Better get your watering can out. Better charge up battery pack. Better service the harvester, assemble the team. Better allow yourself to be assembled in this team called church and school. There is people work to be done. In God’s paddock work Coach Jesus is calling us to prune, reap, sow, water people into the message of the cross. We do this as team because under the cross we are better together.

Lord Jesus, bind us together as we trust you for the growth of each person and our church. Amen.

 

CONVERSATION STARTERS

1 Corinthians 3:1-9

Read the text and include to verse 23 slowly and deliberately (out loud if possible) and not what catches your interest – not down those interests. Briefly share them…

How would you describe yourself at the moment in terms of a paddock of grain crop or a vineyard? Why?

If you were in one of these 3 or four factions that seemed to have grown within the Corinthian congregation (Followers of Paul, Apollos, Cephas [Peter] or ‘Christ”) and you therefore thought that you and your faction were more ‘spiritual’ or more ‘mature’ than people in the other factions, how might you react to these words of Paul in Verses 1-4? Share your thoughts….

What Paul uses words like “infants”, “milk”, “solid food”? Share your perspective on what he referring to for each.

Could it be that the ‘solid food’ he speaks of is what he has named as the very centre and most important spiritual gift, understanding and knowledge that a Christian need – ‘the message of the cross of Jesus? If so, what would that mean for anyone who is seeking ‘deeper’ knowledge or ‘more spiritual’ power or ‘greater wisdom’?

How are ‘worldly’ as against ‘spiritual’ people defined here?

In choosing to follow one of these pastors/leaders, how well did the people understand who these men really were?

If a friend asked you to sum up what Paul is really saying here in verses 1-23, what would you say?

What is the point of Paul’s two pictures of a church as either a paddock/vineyard to tend to produce growth (v 5-9) or a building to be built strong (v10-15)?
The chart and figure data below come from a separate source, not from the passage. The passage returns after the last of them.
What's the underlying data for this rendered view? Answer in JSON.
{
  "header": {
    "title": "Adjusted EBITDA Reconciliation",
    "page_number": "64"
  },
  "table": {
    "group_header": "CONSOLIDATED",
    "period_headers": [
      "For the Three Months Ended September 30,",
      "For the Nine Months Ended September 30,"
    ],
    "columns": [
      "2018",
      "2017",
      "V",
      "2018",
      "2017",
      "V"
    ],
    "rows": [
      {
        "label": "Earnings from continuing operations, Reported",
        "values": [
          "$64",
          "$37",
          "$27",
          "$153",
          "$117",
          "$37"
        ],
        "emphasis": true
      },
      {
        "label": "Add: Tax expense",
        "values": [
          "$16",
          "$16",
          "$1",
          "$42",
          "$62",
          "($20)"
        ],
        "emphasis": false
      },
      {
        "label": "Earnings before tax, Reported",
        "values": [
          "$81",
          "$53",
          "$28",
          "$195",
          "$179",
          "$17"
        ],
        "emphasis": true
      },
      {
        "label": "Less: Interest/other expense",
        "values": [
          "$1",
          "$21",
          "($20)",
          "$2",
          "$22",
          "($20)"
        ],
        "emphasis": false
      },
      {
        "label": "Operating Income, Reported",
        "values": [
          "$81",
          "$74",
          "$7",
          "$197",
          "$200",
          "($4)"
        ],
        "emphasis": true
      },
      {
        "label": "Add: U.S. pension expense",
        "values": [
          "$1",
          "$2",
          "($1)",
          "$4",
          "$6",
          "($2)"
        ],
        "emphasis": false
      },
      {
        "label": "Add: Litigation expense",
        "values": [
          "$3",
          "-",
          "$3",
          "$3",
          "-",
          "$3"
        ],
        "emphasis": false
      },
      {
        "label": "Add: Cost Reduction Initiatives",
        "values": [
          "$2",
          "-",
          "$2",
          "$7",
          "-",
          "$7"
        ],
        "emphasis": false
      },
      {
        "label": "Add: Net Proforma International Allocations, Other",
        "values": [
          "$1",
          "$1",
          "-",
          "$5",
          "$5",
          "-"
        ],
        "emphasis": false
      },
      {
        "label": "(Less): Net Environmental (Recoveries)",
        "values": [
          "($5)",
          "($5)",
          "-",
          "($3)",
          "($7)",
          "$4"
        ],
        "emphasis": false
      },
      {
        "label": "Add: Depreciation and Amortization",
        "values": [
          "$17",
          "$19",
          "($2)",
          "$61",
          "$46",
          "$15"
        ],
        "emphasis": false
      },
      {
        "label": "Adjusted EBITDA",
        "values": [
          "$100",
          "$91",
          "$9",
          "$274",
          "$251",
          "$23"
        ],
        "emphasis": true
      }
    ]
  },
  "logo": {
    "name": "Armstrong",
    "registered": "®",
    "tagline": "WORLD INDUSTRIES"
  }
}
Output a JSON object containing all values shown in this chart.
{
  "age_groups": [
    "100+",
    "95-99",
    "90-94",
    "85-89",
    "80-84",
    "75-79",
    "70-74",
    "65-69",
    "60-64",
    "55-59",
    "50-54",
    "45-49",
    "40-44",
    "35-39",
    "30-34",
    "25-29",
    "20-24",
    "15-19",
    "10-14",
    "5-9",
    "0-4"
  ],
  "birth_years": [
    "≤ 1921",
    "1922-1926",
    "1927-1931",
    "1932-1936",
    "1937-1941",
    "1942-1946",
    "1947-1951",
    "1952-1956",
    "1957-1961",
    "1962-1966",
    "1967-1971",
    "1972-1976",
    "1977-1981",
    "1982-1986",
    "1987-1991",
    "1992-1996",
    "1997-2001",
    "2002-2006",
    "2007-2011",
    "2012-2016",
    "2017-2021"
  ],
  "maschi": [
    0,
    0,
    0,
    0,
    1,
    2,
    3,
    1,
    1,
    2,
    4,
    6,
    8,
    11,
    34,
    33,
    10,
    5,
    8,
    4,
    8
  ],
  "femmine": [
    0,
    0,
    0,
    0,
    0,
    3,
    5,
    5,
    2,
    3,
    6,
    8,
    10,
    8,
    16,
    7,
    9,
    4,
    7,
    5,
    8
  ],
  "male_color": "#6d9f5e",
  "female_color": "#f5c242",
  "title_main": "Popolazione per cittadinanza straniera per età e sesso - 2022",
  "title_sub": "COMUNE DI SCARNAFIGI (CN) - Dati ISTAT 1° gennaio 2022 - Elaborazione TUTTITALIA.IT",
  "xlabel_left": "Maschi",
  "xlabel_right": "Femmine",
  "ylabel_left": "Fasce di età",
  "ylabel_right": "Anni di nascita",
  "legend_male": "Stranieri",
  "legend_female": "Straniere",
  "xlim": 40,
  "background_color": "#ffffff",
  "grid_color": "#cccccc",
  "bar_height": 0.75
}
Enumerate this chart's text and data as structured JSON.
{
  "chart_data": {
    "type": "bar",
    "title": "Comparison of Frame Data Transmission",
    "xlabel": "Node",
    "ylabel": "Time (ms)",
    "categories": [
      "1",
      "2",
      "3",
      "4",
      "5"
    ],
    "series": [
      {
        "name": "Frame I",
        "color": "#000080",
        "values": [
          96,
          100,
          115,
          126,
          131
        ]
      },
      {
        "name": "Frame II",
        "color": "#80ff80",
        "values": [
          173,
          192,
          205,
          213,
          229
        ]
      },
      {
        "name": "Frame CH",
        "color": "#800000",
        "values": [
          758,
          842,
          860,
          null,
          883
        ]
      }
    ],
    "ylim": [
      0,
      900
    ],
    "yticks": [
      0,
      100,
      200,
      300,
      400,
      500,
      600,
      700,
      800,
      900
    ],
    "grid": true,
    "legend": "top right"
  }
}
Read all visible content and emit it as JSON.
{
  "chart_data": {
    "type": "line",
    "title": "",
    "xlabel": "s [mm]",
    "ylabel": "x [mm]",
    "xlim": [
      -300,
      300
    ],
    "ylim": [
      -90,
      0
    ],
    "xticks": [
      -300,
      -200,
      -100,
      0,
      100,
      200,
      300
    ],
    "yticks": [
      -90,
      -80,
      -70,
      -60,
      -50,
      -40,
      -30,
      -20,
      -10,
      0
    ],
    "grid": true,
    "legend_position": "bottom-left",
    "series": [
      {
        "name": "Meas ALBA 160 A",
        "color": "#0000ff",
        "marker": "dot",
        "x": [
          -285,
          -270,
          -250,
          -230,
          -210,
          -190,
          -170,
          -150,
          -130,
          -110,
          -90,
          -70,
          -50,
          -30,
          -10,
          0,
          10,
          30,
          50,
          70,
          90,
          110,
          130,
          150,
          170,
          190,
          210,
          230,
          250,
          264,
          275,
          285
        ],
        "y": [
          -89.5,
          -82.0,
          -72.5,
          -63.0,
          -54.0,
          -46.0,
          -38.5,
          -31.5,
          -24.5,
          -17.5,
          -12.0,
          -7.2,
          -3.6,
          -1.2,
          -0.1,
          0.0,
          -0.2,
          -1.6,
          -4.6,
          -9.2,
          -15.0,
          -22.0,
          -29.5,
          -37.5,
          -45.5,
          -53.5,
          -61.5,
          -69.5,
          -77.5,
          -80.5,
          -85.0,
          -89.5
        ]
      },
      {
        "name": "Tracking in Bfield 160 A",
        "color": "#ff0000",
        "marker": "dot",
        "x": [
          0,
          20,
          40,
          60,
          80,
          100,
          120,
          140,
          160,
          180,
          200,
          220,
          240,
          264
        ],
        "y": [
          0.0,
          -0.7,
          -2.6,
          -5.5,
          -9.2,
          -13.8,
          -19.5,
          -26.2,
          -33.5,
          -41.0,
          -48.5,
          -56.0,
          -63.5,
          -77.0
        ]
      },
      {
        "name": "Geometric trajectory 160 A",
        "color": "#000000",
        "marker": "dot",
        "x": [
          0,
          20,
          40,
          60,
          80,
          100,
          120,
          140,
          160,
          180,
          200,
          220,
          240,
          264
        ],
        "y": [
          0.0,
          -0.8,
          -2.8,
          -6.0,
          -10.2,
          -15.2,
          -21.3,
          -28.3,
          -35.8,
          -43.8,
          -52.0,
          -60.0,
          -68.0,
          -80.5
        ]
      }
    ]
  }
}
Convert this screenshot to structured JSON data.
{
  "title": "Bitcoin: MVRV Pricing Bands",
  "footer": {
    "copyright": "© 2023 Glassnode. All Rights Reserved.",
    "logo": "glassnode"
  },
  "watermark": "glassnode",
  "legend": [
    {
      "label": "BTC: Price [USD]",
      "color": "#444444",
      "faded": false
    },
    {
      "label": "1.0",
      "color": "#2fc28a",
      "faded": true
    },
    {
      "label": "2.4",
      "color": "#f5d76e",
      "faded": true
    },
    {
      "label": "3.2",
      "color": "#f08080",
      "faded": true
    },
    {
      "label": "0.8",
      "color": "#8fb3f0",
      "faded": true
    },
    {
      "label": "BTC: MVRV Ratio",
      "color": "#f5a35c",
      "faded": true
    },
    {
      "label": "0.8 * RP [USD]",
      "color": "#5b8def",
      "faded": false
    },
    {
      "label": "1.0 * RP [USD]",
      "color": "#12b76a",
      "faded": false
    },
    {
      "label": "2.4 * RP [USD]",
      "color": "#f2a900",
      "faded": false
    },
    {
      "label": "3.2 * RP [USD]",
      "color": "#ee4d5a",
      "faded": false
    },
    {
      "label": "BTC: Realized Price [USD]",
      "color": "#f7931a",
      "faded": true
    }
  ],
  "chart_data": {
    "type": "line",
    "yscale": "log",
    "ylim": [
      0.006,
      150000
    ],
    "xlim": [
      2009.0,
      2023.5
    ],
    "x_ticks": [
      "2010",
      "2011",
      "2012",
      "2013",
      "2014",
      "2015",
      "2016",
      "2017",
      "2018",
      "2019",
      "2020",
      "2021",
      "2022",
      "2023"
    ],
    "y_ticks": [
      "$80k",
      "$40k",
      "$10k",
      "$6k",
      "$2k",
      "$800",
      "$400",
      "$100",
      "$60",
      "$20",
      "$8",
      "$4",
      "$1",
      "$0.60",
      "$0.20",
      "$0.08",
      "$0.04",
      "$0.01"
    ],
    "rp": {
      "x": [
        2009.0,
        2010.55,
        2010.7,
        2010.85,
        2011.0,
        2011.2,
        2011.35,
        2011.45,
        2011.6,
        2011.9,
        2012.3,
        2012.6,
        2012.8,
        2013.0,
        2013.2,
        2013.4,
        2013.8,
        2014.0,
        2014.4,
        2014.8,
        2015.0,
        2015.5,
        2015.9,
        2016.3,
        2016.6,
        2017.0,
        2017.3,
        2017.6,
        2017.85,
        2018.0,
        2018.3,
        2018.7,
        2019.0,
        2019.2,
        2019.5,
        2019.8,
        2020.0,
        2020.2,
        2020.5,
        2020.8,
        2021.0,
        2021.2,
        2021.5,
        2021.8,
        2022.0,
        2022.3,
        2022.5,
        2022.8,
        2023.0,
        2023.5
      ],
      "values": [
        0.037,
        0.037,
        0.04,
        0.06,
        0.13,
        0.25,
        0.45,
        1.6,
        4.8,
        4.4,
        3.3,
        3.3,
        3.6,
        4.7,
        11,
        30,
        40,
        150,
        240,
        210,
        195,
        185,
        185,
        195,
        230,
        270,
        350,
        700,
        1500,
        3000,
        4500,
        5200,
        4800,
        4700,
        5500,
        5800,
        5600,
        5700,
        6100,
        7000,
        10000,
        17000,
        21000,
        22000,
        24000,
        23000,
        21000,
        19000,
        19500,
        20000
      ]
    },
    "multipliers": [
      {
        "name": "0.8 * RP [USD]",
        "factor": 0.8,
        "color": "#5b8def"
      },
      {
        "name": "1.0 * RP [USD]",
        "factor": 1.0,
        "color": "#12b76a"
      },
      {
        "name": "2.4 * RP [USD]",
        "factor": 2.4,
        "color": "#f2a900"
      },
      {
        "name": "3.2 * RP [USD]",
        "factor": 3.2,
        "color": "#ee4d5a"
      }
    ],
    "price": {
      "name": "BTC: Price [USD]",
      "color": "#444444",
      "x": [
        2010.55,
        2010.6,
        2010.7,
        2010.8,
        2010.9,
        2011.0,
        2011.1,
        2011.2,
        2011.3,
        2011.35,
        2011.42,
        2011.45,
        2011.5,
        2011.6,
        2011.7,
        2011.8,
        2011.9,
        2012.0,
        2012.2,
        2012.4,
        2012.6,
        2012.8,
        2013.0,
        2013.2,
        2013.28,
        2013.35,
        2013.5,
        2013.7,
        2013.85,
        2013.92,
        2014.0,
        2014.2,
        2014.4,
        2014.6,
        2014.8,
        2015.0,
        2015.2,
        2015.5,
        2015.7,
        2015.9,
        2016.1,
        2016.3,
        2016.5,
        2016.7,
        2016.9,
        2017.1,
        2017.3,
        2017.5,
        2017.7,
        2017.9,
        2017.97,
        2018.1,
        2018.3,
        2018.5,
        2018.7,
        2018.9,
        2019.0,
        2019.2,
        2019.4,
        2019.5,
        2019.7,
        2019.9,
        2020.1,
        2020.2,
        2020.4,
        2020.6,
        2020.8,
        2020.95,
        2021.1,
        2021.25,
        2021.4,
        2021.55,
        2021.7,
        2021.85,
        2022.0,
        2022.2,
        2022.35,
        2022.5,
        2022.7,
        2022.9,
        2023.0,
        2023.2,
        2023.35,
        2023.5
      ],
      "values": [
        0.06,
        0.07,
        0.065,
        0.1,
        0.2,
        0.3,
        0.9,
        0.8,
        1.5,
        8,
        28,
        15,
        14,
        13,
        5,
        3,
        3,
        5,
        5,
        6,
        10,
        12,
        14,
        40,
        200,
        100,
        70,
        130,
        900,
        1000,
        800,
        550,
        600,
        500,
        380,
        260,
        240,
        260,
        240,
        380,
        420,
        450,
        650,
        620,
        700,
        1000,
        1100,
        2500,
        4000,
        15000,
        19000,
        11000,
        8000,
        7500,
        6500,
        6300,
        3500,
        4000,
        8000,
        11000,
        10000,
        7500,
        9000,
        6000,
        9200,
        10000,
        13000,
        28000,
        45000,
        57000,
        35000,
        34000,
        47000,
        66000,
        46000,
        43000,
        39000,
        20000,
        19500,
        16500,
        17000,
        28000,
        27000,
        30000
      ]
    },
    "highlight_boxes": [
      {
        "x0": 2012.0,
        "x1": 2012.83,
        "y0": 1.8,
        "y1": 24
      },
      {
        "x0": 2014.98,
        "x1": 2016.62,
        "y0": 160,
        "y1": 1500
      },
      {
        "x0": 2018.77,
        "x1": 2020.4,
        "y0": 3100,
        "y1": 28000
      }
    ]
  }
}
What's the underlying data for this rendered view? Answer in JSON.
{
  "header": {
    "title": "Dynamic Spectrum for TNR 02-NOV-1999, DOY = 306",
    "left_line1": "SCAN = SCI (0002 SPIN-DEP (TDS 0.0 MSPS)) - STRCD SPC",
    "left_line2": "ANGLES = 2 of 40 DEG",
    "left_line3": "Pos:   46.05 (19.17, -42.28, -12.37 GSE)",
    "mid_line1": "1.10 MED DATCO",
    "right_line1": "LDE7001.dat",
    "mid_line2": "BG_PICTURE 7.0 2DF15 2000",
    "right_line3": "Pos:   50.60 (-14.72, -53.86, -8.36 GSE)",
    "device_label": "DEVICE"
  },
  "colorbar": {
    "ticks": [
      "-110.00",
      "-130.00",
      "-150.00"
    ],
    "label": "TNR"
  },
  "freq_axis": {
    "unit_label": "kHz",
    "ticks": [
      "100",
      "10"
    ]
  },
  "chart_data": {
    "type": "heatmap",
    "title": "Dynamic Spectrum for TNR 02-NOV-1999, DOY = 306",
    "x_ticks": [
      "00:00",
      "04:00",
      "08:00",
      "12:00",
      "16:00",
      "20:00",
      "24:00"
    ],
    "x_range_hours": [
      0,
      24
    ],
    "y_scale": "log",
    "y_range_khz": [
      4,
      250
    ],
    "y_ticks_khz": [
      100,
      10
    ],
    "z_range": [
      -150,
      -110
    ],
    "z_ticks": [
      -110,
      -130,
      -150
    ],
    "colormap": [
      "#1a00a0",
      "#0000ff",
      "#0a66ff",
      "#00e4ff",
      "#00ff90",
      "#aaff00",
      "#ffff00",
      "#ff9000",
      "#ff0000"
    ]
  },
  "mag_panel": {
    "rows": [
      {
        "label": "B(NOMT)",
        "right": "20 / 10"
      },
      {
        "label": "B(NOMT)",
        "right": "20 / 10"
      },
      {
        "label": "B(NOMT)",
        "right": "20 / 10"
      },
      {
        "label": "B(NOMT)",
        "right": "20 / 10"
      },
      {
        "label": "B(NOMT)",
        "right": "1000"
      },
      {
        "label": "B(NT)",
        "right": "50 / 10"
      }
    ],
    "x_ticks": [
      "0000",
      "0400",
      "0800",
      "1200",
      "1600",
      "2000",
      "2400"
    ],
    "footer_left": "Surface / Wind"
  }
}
The “you” in verse 16 is plural “all of you”. What is Paul saying we are and whose we are as a community?

What is the difference between respecting a Christian leader and the problem Paul is naming here?

How does Paul speak of being “worldly” differently than how we mean when we say someone is “worldly”?

In what ways are you or could you fulfil your calling to be a “partner” or ‘co-worker’ with Jesus in his mission to share his love and hope with and through us, his people?

Lord Jesus, bind us together as we trust you for the growth of each person and our church. Amen.